The Changing Meaning of Patent Claim Terms
Mark A. Lemley
Stanford Law School
Michigan Law Review, Vol. 104, p. 101, 2005
Stanford Public Law Working Paper No. 107
In order to construe the claims of a patent, the court must fix the meaning of the claim terms as of a particular point in time. Both the knowledge of the PHOSITA in a particular field and the meaning of particular terms to that PHOSITA will frequently change over time. But at which point in time shall we fix the meaning of the claims?
It is a fundamental principle of patent law that the time at which we determine the meaning of claim terms varies depending on what legal rule is at issue. Where the question is one of novelty or nonobviousness - whether the invention is truly new - the courts compare the patented invention to the prior art as both were understood at the time of the invention. Where the question is one of enablement or written description - whether the inventor understood and described the invention in sufficient detail - courts evaluate the adequacy of the disclosure based on the meaning of the claims at the time the patent application was filed. Where the question involves the meaning of a special patent claim element called a means-plus-function claim, courts evaluate the scope of that claim element at the time the patent issues. And where the question involves alleged infringement of the patent, courts evaluate infringement in at least some circumstances based on the meaning of the claim at the time of infringement.
An equally fundamental principle of patent law is that patent claims must be construed as an integrated whole. In particular, patentees (or accused infringers, for that matter) are not permitted to argue that a patent claim means one thing when it comes to validity and something else entirely when it comes to infringement. Instead, courts give claims a single meaning in any given case, engaging in only one act of claim construction for any given patent.

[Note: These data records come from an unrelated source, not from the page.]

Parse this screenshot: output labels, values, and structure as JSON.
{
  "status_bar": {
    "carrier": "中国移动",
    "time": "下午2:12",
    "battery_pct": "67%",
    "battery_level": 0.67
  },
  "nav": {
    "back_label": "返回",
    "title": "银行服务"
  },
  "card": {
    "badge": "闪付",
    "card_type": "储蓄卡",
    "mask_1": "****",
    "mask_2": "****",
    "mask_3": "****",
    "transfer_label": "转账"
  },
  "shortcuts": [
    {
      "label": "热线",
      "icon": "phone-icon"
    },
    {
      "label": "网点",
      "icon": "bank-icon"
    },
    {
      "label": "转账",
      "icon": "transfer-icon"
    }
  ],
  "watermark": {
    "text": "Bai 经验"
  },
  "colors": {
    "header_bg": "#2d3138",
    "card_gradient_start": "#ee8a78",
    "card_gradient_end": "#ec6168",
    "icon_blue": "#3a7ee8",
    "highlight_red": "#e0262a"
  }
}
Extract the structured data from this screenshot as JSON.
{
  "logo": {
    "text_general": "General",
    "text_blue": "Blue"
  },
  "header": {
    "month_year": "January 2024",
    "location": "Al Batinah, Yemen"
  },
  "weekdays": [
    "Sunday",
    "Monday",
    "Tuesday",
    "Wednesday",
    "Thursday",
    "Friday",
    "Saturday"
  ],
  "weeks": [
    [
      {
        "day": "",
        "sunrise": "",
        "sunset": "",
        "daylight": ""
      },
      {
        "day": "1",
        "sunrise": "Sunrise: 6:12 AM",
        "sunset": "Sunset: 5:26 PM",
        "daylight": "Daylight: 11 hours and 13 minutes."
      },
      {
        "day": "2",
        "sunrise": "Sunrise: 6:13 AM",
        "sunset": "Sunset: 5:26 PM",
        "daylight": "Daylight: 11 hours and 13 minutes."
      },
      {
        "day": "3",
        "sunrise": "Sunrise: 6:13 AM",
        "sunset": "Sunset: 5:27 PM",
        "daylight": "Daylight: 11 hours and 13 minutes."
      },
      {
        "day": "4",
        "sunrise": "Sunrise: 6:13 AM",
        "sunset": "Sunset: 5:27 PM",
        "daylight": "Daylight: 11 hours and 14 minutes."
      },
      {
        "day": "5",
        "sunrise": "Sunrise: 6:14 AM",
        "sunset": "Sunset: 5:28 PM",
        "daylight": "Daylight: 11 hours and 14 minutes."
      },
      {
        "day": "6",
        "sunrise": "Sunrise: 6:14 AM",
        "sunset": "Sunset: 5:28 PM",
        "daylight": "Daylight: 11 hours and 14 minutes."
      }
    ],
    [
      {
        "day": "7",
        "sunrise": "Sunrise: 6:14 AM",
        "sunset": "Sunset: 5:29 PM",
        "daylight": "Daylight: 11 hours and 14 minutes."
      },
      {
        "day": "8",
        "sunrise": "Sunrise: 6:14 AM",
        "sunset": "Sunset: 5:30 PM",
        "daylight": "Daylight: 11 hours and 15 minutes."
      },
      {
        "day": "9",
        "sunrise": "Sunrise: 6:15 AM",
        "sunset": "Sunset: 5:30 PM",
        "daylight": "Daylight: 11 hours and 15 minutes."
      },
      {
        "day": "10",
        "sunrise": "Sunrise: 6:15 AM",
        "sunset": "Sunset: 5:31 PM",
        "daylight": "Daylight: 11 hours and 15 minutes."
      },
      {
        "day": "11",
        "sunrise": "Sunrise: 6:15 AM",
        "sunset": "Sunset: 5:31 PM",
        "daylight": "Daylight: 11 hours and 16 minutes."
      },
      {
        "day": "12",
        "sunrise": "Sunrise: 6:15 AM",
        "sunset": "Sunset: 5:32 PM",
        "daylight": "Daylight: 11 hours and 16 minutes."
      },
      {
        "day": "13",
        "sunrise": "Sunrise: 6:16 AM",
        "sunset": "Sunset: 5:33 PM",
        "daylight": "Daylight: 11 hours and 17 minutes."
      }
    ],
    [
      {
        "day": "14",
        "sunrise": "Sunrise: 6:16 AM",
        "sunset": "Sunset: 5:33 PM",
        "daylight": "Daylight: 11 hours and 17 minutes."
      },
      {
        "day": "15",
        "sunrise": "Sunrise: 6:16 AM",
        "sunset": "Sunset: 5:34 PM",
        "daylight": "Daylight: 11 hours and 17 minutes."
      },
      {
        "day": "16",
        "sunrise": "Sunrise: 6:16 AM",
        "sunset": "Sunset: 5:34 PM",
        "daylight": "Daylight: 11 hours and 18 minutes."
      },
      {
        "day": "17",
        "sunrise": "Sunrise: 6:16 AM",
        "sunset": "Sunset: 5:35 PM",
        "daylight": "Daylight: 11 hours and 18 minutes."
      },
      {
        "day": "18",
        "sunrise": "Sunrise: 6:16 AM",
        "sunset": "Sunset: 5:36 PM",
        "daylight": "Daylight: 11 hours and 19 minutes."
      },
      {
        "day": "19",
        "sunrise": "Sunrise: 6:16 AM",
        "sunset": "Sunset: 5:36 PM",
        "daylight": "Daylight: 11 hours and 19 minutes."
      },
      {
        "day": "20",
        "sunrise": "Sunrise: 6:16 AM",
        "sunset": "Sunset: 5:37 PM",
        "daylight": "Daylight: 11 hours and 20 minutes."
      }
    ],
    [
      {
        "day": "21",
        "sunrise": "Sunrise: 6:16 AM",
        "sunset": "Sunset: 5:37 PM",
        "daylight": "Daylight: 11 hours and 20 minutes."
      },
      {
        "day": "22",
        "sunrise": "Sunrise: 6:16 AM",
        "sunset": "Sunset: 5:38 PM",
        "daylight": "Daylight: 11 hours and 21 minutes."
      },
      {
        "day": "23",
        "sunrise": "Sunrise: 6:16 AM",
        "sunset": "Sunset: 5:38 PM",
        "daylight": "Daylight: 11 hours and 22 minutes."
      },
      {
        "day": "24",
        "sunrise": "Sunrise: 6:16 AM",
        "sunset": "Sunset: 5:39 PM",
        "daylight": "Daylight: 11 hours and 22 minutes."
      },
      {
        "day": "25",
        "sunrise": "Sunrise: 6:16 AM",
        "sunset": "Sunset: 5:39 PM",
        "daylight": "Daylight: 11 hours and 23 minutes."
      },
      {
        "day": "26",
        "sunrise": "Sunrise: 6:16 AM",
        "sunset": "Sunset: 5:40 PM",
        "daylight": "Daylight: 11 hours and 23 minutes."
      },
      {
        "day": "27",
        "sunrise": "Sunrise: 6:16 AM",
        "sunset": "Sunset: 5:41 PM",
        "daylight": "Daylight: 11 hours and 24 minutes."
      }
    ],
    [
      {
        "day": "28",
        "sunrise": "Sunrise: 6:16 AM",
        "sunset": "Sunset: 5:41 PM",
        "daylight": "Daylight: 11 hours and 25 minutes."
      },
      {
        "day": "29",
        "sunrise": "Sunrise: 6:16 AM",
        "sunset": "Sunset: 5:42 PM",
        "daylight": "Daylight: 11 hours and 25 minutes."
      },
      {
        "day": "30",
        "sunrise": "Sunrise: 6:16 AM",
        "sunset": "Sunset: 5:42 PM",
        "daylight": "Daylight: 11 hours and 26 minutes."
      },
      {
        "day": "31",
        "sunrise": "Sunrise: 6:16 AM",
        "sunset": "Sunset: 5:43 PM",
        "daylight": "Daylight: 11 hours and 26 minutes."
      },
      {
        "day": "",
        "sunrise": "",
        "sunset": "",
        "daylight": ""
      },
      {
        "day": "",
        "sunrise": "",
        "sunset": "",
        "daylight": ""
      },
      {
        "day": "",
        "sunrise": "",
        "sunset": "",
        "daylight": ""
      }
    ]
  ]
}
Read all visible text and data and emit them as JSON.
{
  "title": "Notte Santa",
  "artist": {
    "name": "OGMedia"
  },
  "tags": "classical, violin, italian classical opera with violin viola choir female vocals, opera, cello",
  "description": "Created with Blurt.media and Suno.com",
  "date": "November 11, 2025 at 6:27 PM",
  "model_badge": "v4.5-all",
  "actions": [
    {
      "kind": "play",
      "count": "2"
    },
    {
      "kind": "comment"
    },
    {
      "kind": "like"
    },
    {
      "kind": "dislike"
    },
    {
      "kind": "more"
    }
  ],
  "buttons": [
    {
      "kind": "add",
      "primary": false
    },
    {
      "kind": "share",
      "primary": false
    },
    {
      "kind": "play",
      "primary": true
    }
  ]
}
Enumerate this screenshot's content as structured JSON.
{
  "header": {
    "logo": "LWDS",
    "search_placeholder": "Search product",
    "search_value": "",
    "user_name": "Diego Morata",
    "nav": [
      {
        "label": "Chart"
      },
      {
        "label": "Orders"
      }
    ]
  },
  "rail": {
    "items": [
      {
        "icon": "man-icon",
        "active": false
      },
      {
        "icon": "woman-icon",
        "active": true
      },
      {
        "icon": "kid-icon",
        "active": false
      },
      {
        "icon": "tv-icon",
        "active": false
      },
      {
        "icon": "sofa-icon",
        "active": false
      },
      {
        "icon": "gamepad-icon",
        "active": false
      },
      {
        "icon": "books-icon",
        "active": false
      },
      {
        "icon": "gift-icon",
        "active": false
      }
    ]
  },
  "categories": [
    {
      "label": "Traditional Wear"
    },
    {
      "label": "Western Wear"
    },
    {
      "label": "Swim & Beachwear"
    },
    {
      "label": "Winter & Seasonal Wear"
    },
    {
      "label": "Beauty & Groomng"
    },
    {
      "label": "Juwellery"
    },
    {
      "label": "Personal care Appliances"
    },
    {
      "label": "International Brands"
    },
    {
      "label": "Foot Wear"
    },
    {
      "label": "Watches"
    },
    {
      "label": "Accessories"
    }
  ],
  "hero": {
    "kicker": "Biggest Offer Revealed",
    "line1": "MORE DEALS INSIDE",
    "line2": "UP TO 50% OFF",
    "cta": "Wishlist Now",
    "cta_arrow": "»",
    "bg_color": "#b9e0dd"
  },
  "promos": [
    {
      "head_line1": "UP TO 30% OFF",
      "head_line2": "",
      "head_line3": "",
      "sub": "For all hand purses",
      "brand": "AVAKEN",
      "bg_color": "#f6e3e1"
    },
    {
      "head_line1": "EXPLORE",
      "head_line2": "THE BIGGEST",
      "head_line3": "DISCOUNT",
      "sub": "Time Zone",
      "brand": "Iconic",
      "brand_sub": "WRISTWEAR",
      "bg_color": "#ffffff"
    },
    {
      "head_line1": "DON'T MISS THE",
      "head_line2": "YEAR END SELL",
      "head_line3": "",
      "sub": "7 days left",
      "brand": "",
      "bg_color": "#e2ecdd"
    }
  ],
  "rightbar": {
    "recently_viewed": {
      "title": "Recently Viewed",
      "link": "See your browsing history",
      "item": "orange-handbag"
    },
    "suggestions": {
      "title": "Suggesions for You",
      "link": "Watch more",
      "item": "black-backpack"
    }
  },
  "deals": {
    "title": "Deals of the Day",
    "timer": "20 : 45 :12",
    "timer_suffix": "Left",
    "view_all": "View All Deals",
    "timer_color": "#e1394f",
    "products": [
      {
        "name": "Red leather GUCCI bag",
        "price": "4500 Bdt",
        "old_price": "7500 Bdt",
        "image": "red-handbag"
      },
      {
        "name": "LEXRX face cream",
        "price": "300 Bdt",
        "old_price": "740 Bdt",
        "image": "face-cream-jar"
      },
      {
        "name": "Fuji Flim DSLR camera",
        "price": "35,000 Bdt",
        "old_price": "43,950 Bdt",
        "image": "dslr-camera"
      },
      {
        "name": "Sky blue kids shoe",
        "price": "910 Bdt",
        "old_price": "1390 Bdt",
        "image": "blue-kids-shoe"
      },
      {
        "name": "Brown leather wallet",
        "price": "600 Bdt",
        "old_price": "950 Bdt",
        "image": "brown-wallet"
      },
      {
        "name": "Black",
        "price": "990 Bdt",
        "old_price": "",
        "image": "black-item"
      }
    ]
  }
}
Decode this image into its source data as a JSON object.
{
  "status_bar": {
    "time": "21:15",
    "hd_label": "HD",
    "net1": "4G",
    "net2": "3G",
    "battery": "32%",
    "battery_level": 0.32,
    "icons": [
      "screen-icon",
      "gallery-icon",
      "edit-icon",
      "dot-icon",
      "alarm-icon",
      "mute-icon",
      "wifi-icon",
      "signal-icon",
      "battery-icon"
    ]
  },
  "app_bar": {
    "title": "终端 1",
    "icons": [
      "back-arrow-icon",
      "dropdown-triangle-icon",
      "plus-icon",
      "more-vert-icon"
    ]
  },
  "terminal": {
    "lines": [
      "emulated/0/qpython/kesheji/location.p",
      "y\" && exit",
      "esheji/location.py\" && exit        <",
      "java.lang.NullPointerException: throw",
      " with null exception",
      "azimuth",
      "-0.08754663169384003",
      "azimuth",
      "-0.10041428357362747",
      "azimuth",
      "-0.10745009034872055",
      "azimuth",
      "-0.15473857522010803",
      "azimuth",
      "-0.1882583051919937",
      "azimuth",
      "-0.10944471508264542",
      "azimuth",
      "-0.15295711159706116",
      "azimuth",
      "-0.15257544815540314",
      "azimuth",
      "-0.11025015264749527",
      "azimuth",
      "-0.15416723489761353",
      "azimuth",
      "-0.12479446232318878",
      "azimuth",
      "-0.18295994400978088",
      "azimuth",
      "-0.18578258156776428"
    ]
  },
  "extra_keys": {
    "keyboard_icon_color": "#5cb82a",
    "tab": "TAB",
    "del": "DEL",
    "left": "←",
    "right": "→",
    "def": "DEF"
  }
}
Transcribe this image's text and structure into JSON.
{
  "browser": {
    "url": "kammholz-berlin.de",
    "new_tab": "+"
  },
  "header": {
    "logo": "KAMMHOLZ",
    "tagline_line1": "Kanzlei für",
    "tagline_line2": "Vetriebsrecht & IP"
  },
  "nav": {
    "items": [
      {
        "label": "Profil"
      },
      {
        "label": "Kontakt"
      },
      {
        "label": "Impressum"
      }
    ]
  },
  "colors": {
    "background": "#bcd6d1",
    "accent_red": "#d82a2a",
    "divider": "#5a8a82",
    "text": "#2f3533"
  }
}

These two principles contradict each other. In this paper, I seek to resolve this conflict. In Part I of this paper, I document the distinguished pedigree of both principles. In Part II, I argue that patent claim terms should have a fixed meaning throughout time, and that that meaning should be fixed at the time the patent application is first filed. Part II also discusses some complications that arise as a result of the prosecution process, and how to deal with the problem of later-developed technology.